If you look in the autograph.xsl stylesheet, you'll see excludetables &
excludeschemas. I started work on this, but got bogged down in exactly
what the xsl for that would be.

If you want to get it working and send me the patches, I'll be more than
happy to apply them and give you attribution. ;)

#13Colin Fox
cfox@cfconsulting.ca
In reply to: Colin Wetherbee (#9)
Re: Autograph Annoucement (ERD Tool)

Colin Wetherbee wrote:

Colin Wetherbee wrote:

Also, is there a way to forcibly remove tables and views from the
output? In all.xml, I only list the tables I want, but in addition
to those, I also get my PostGIS tables and all the views I've created
within the schema.

And...

If I set the tablemode to "detailed", all the lines terminate at
primary keys, instead of terminating at a primary key and a foreign
key, which, I assume, is what should happen.

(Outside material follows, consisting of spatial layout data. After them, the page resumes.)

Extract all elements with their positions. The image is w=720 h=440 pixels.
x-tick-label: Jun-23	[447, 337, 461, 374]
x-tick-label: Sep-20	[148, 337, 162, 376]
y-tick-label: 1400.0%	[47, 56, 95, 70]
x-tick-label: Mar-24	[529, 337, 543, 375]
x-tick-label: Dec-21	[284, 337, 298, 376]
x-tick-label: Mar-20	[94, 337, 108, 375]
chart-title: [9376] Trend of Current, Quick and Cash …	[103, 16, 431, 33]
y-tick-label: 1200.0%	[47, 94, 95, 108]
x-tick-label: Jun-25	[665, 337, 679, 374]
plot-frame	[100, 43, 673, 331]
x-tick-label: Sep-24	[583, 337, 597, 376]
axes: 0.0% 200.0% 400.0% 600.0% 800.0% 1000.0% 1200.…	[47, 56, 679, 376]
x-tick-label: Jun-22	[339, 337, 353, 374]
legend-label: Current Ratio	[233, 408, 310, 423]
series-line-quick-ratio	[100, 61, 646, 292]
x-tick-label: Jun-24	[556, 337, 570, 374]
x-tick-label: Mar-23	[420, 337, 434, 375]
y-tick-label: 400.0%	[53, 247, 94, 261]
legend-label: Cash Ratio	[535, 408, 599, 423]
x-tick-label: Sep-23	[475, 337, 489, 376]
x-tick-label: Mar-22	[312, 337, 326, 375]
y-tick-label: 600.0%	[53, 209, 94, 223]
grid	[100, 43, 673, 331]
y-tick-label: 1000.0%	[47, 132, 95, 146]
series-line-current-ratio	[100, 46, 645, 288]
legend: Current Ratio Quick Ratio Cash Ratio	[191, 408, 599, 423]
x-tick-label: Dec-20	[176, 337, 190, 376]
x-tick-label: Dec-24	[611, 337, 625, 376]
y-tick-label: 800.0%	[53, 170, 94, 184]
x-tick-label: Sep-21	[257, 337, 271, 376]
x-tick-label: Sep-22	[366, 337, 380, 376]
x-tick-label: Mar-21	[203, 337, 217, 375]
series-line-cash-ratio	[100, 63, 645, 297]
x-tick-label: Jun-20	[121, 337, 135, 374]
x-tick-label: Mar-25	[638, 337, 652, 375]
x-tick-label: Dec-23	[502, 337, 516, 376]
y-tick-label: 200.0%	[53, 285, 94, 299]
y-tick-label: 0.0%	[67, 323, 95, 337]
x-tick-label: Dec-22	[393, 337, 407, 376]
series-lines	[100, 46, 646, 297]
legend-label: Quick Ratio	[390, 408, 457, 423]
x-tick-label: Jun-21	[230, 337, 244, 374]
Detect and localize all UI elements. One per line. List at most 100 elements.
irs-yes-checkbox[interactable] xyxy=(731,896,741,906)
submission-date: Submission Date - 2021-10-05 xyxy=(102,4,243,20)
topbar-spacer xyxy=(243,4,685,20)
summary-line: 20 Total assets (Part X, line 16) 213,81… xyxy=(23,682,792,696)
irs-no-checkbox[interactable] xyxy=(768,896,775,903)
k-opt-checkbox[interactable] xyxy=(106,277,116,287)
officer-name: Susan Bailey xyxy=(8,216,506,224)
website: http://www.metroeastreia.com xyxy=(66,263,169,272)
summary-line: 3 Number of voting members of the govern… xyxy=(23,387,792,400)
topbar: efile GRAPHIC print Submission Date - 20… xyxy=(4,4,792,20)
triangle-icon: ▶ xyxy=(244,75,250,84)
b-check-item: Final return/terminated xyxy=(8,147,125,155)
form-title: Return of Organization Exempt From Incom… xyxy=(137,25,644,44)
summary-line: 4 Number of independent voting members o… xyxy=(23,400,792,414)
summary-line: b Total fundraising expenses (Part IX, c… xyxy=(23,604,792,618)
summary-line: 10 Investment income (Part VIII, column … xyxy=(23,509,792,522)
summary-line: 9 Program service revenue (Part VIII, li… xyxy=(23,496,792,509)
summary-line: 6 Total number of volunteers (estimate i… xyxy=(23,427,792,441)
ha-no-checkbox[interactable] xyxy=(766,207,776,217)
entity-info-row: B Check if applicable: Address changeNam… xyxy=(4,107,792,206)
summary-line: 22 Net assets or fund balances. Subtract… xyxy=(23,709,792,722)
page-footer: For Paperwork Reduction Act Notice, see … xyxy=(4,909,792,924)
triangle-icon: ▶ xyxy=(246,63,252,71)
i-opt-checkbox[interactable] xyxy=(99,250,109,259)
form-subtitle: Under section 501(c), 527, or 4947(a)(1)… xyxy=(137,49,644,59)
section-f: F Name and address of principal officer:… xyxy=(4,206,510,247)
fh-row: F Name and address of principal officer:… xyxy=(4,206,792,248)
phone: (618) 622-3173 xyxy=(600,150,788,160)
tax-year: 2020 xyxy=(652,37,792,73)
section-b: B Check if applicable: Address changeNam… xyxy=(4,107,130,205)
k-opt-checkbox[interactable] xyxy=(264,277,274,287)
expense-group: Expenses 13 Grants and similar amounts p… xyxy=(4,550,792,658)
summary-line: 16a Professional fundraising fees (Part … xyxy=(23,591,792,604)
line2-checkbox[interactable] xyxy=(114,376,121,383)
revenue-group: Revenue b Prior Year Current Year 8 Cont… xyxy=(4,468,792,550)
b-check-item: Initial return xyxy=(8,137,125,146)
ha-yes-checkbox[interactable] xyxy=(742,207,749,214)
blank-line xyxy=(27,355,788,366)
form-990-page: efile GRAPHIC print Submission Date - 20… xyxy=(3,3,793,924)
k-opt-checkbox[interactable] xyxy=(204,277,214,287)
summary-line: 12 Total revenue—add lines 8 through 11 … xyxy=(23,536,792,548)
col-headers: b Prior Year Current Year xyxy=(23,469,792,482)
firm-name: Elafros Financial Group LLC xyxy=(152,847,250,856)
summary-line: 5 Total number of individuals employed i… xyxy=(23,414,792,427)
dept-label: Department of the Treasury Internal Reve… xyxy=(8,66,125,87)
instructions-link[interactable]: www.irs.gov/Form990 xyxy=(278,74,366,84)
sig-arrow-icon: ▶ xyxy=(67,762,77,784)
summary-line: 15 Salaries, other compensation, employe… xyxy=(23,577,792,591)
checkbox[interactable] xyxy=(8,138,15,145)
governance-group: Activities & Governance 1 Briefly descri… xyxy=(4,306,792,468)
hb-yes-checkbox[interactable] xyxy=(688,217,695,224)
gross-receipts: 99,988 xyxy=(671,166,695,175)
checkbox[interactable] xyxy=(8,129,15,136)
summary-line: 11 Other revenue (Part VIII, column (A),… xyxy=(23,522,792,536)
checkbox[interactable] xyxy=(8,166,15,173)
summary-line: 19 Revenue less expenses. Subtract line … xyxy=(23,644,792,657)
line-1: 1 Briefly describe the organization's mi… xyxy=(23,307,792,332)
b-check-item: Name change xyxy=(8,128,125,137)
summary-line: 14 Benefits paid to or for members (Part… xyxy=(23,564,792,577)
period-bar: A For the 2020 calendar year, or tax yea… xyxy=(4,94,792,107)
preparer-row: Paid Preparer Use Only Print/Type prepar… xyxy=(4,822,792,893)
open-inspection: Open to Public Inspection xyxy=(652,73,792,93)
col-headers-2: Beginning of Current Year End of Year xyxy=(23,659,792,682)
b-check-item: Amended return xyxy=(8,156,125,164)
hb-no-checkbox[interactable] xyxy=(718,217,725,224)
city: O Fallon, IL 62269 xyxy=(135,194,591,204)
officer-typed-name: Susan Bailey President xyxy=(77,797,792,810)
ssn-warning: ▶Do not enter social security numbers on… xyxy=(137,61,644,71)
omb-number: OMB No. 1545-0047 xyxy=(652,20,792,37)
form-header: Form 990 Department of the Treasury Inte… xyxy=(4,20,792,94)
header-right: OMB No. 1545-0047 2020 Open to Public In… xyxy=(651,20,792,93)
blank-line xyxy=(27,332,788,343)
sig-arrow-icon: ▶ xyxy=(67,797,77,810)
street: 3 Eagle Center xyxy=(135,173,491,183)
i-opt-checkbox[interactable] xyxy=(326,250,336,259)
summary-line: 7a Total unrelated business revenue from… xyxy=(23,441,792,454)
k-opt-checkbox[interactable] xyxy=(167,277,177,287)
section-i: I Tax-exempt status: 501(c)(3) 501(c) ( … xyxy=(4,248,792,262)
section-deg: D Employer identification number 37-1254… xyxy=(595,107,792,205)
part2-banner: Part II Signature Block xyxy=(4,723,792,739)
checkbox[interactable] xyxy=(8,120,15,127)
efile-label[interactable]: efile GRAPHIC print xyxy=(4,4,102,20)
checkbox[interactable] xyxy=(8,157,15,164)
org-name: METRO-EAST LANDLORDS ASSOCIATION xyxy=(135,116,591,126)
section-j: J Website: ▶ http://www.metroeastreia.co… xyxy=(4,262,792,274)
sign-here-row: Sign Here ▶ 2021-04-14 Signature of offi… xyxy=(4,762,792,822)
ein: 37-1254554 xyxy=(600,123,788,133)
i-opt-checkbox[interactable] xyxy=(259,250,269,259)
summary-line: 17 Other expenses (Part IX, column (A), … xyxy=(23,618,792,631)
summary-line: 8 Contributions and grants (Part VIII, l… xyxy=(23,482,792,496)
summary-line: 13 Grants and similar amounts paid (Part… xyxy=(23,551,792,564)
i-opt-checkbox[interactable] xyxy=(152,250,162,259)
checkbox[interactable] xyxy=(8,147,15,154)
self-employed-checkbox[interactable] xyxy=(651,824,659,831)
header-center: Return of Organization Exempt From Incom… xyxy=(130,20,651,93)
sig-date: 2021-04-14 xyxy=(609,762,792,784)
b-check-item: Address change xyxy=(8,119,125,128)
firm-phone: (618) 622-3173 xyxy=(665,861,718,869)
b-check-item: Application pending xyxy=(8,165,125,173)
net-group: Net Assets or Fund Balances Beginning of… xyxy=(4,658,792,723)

Yes, this is odd. I don't actually use the detailed view myself. Once I
got it working, I never really found a need for it. So I haven't looked
at a detailed diagram for some time. However, I do remember it working,
and I know that I've put code in to connect the various fields, so I'm
not sure at what point it got broken.

Show quoted text

Here's the sample "detailed" output from one of my databases:

http://colinwetherbee.com/data/js-20080403.png

Thanks again for this neat, lean tool.